Chris Dixon is a Co-founder of Hunch. He is a personal investor in early-stage technology companies, including Skype, Foursquare, Kickstarter, Canvas, Stack Overflow, TrialPay, DocVerse.
- Entrepreneurs should always ask themselves “why will I succeed where others failed?” If the answer is simply “I’m doing it right” or “I’m smarter,” you are probably underestimating your antecedents
- One way to mitigate timing risk is to manage your cash accordingly.
- The most common mistake entrepreneurs make about selecting investors is to base their choice solely on the investors’ “celebrity” value.
- The most important term in a startup term sheet that no one seems to think carefully about is founder vesting.
- The reason big new things sneak by incumbents is that the next big thing always starts out being dismissed as a “toy.”
- Aside from market conditions, you should try to answer the question: what is the biggest risk your startup is facing in the upcoming year and how can you eliminate that risk?
- A product doesn’t have to be disruptive to be valuable.
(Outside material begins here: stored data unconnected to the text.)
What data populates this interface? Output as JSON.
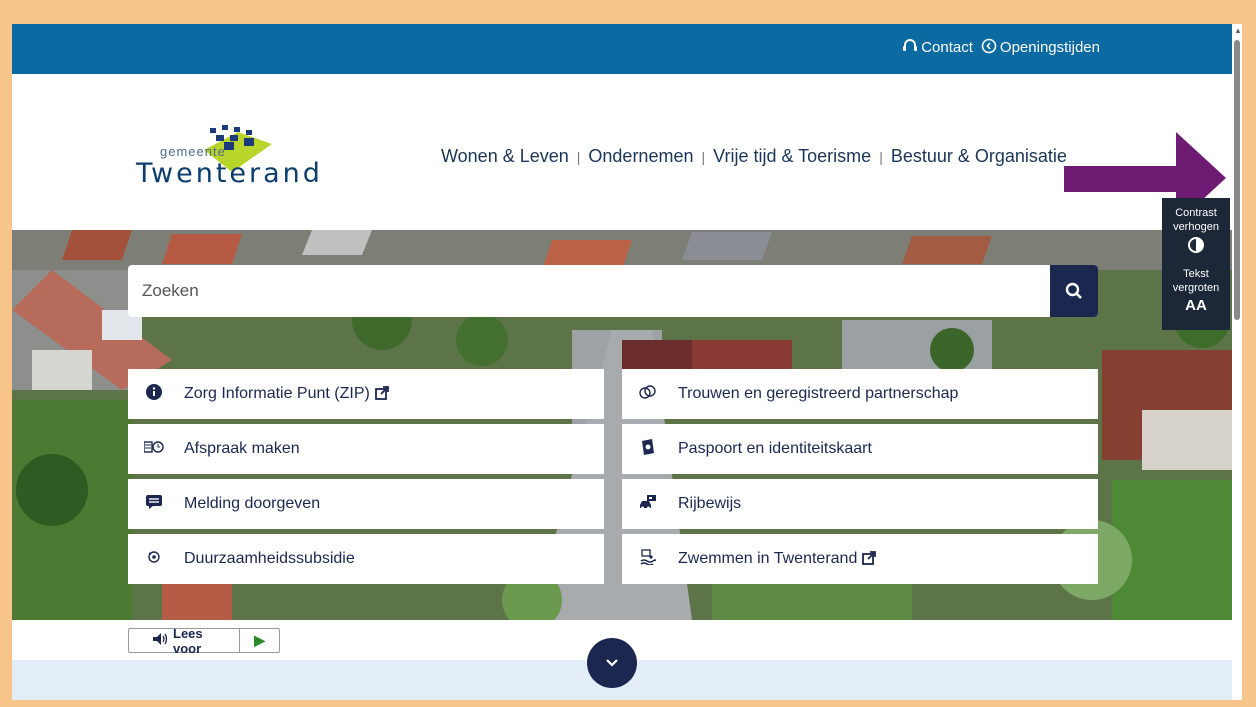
{
  "topbar": {
    "contact_label": "Contact",
    "contact_icon": "headset-icon",
    "hours_label": "Openingstijden",
    "hours_icon": "clock-icon"
  },
  "logo": {
    "line1": "gemeente",
    "line2": "Twenterand"
  },
  "nav": {
    "items": [
      "Wonen & Leven",
      "Ondernemen",
      "Vrije tijd & Toerisme",
      "Bestuur & Organisatie"
    ]
  },
  "annotation_arrow_color": "#6e1c73",
  "search": {
    "placeholder": "Zoeken"
  },
  "tiles_left": [
    {
      "label": "Zorg Informatie Punt (ZIP)",
      "icon": "info-icon",
      "external": true
    },
    {
      "label": "Afspraak maken",
      "icon": "calendar-clock-icon",
      "external": false
    },
    {
      "label": "Melding doorgeven",
      "icon": "chat-bubble-icon",
      "external": false
    },
    {
      "label": "Duurzaamheidssubsidie",
      "icon": "sustainability-icon",
      "external": false
    }
  ],
  "tiles_right": [
    {
      "label": "Trouwen en geregistreerd partnerschap",
      "icon": "rings-icon",
      "external": false
    },
    {
      "label": "Paspoort en identiteitskaart",
      "icon": "passport-icon",
      "external": false
    },
    {
      "label": "Rijbewijs",
      "icon": "car-icon",
      "external": false
    },
    {
      "label": "Zwemmen in Twenterand",
      "icon": "swim-icon",
      "external": true
    }
  ],
  "accessibility": {
    "contrast_label": "Contrast verhogen",
    "text_label": "Tekst vergroten",
    "text_glyph": "AA"
  },
  "lees_voor": {
    "label": "Lees voor"
  },
  "colors": {
    "topbar": "#0a6aa1",
    "navy": "#1c2750",
    "frame": "#f7c58a",
    "band": "#e4eef9"
  }
}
- Benjamin Graham famously said that the stock market is a voting machine in the short run and weighing machine in the long run. The same is true of startups.
- Make something weighty – try to build an empire – and you’ll be far less vulnerable to the ups and downs of the market.
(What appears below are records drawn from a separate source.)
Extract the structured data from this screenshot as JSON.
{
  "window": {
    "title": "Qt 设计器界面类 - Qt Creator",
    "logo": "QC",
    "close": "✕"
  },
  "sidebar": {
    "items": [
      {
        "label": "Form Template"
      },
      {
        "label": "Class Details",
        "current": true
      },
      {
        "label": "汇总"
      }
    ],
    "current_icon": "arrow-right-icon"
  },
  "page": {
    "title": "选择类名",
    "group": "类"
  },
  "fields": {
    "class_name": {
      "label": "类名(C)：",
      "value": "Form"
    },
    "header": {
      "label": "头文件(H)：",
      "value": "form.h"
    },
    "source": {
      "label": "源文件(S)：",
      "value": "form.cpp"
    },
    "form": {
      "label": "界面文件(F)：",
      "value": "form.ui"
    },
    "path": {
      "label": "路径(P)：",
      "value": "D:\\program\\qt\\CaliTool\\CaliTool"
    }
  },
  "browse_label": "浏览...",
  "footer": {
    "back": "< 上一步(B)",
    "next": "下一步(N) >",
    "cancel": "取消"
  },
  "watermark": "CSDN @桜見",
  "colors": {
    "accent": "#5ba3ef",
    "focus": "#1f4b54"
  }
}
- The worst thing a seed-stage company can do is raise too little money and only reach part way to a milestone.
- What you should really be focused on when pitching your early stage startup is pitching yourself and your team.
- Establishing relationships with new users is the hardest part of growing a startup.
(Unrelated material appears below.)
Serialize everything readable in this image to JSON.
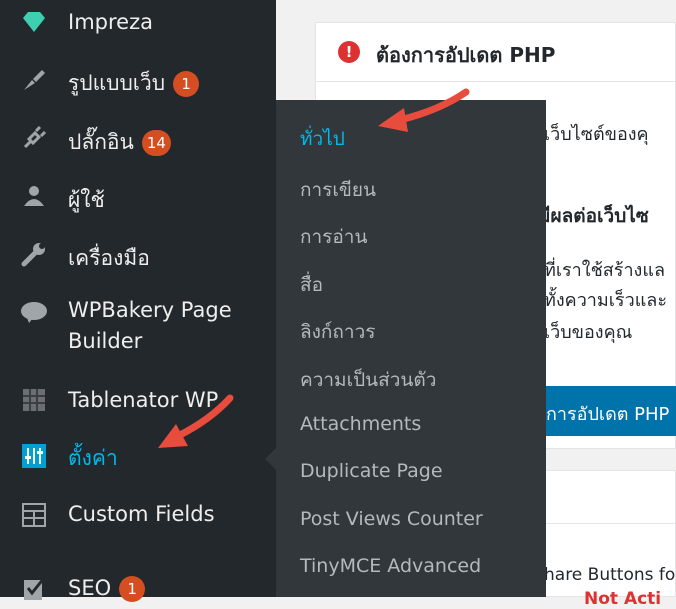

- Almost every good idea has already been built. Sometimes new ideas are just ahead of their time.
- One of the most difficult decisions to make when developing a “freemium” product is how to divide the product between free and paid features.
- You shouldn’t think of joining a startup as just joining a company. You should think of it as joining the startup career path.
- When in doubt, err on the side of putting more features on the paid side of the divide.
- In fact, the existence of competing products is a meaningful signal, but not necessarily a negative one.
- Series A financings usually de-risks the company far less than equity grants drop.
- Shutting down is an incredibly hard thing to do. It takes great maturity and intellectual honesty to realize things aren’t going the way you hoped and that it might be better to just close shop and do something else.
- I’ll agree that entrepreneurs, especially first timers, should have lawyers review everything they sign.